A dama perto do marco se deteve; flexionou o abdômen para baixo e para cima como se exercitasse. Ainda parada, a porta a sua frente se abre. Flexionava o abdômen. Suas pernas longas e finas. A porta é fechada. Oito. O corpo diminuto em relação a elas. O abdômen amarelado embaixo e em cima escurecido. Nele, existia minúsculos anelos. A porta se fecha. Ainda parada. Agora sem flexionar. Ergueu-se. Andou centímetros. Mais perto do marco. Flexionou novamente seu abdômen por várias vezes. Caminhou mais um pouco, a porta é aberta, se deteve, paralisou-se.

As crianças lavavam diversos patrões. Ao sair do hospital não pensava em outra coisa que não fosse um banho. Seguiu o fluxo. Ao parar o carro, o escuro acessava determinadas novidades.

Ele assistia.

A chave, a porta; intrometeu e angulou.

Quando ouviu, ela já estava na chuva; naquela água fria.

A noite ficava quadrada na música da vizinha. Entrou. Acendeu a trempe, retornou a assistir à noite.

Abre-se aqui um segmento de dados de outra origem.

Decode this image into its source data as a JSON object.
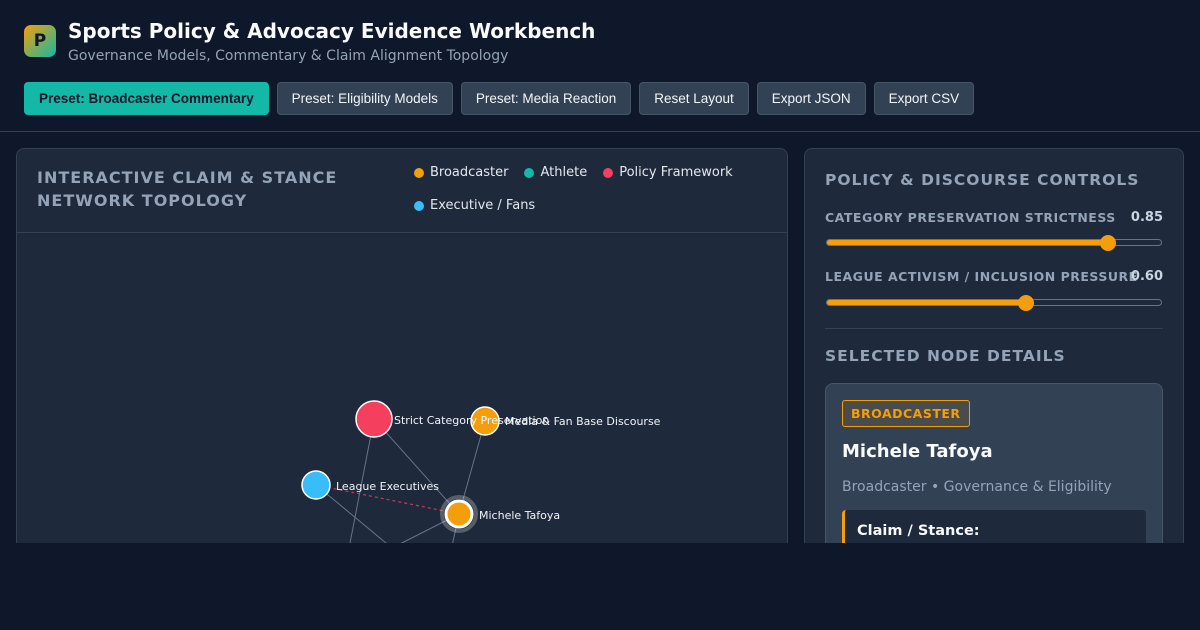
{
  "app": {
    "logo_letter": "P",
    "title": "Sports Policy & Advocacy Evidence Workbench",
    "subtitle": "Governance Models, Commentary & Claim Alignment Topology"
  },
  "toolbar": {
    "buttons": [
      {
        "label": "Preset: Broadcaster Commentary",
        "active": true
      },
      {
        "label": "Preset: Eligibility Models",
        "active": false
      },
      {
        "label": "Preset: Media Reaction",
        "active": false
      },
      {
        "label": "Reset Layout",
        "active": false
      },
      {
        "label": "Export JSON",
        "active": false
      },
      {
        "label": "Export CSV",
        "active": false
      }
    ]
  },
  "network": {
    "title": "Interactive Claim & Stance Network Topology",
    "legend": [
      {
        "label": "Broadcaster",
        "color": "#f59e0b"
      },
      {
        "label": "Athlete",
        "color": "#14b8a6"
      },
      {
        "label": "Policy Framework",
        "color": "#f43f5e"
      },
      {
        "label": "Executive / Fans",
        "color": "#38bdf8"
      }
    ],
    "nodes": [
      {
        "label": "Strict Category Preservation",
        "type": "Policy Framework"
      },
      {
        "label": "Media & Fan Base Discourse",
        "type": "Broadcaster"
      },
      {
        "label": "League Executives",
        "type": "Executive / Fans"
      },
      {
        "label": "Michele Tafoya",
        "type": "Broadcaster",
        "selected": true
      }
    ]
  },
  "controls": {
    "title": "POLICY & DISCOURSE CONTROLS",
    "sliders": [
      {
        "label": "CATEGORY PRESERVATION STRICTNESS",
        "value_text": "0.85",
        "value": 0.85
      },
      {
        "label": "LEAGUE ACTIVISM / INCLUSION PRESSURE",
        "value_text": "0.60",
        "value": 0.6
      }
    ],
    "accent_color": "#f59e0b"
  },
  "details": {
    "title": "SELECTED NODE DETAILS",
    "badge": "BROADCASTER",
    "name": "Michele Tafoya",
    "meta": "Broadcaster • Governance & Eligibility",
    "claim_title": "Claim / Stance:"
  }
}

Os cotovelos no parapeito. Quase. A alegria iniciava seus olhos negros. Gestos de garatujas das nuvens na presença daquela em que conheciam.

Algumas gotas fortuitas na pele dos ombros. Nas costas, senda. Reflexão marítima necessária, fazedora de memórias. Como pela manhã ao saírem. Vazia.

A cama deitou.

Ele pensou encontrar. A música calou. O telefone ameaçou um toque. Conduzia a luz sombras na sala. Antes de andar. Foi o vento.

O peito do pé fora da cama. A cabeça de lado. Aquele que esteve na cozinha não está. A lua ficava ausente. Ela se refazia. Na rua tinha...

Acontecia na cozinha da água ferver.

Interrogava a cama em suas mãos. O abdômen flexionava. Apegada à parede, próxima ao marco - ela ergueu-se descalça, com a cabeça procurou a porta - encontrou seu lugar. As crianças despertaram a campainha.

Elas estavam paradas e as crianças brincando. Nas cercas ou nos varais. Vira-latas, gatos, versos e telhados. Muitas cores no ar. Várias esperanças sentadas. Ela estava cansada. Começaram a bater, cada qual numa das extremidades. As amigas pulavam juntas. A velha no passeio sentada em sua cadeira. Homens bebendo passarinhos. Mulheres estendendo quintais. A manhã não fazia samba. Era hora do recreio. O jogo estava empatado quando a sirene tocou. O banheiro enlameado. Ele tinha seu coração. O sol ardia. Varria a moça o passeio. Ele falava alto no bar. Olhou a neta. Olhou a velha sentada na cadeira, fez o movimento sutil de cumprimentá-la. Batendo a corda saudou o avô dela. Um grupo de meninos jogavam papão no passeio de terra. Aquelas bolinhas tilintavam em teco dentro, outras meninas brincavam de elástico, um cavalo pastava num dos quintais à margem da rua, malditas nuvens voavam baixo. A velha ordenou a retirada das roupas. Aos poucos, pequenas janelas foram fechadas. O que secava livre foi sendo recolhido. As mães chamaram suas crianças. Trovões traquinaram atrás da grande serra. Ela arrepiou em sua cadeira. A rua bem depressa ficou sem muita gente. Em pé, o avô ouviu o trovão renovar sua ameaça. No passeio, viu a neta, viu o garoto, viu as meninas, a velha já havia entrado, as pequenas árvores balançavam, algumas roupas no chão, os animais domésticos já haviam escolhido seus lugares. A corda fechou.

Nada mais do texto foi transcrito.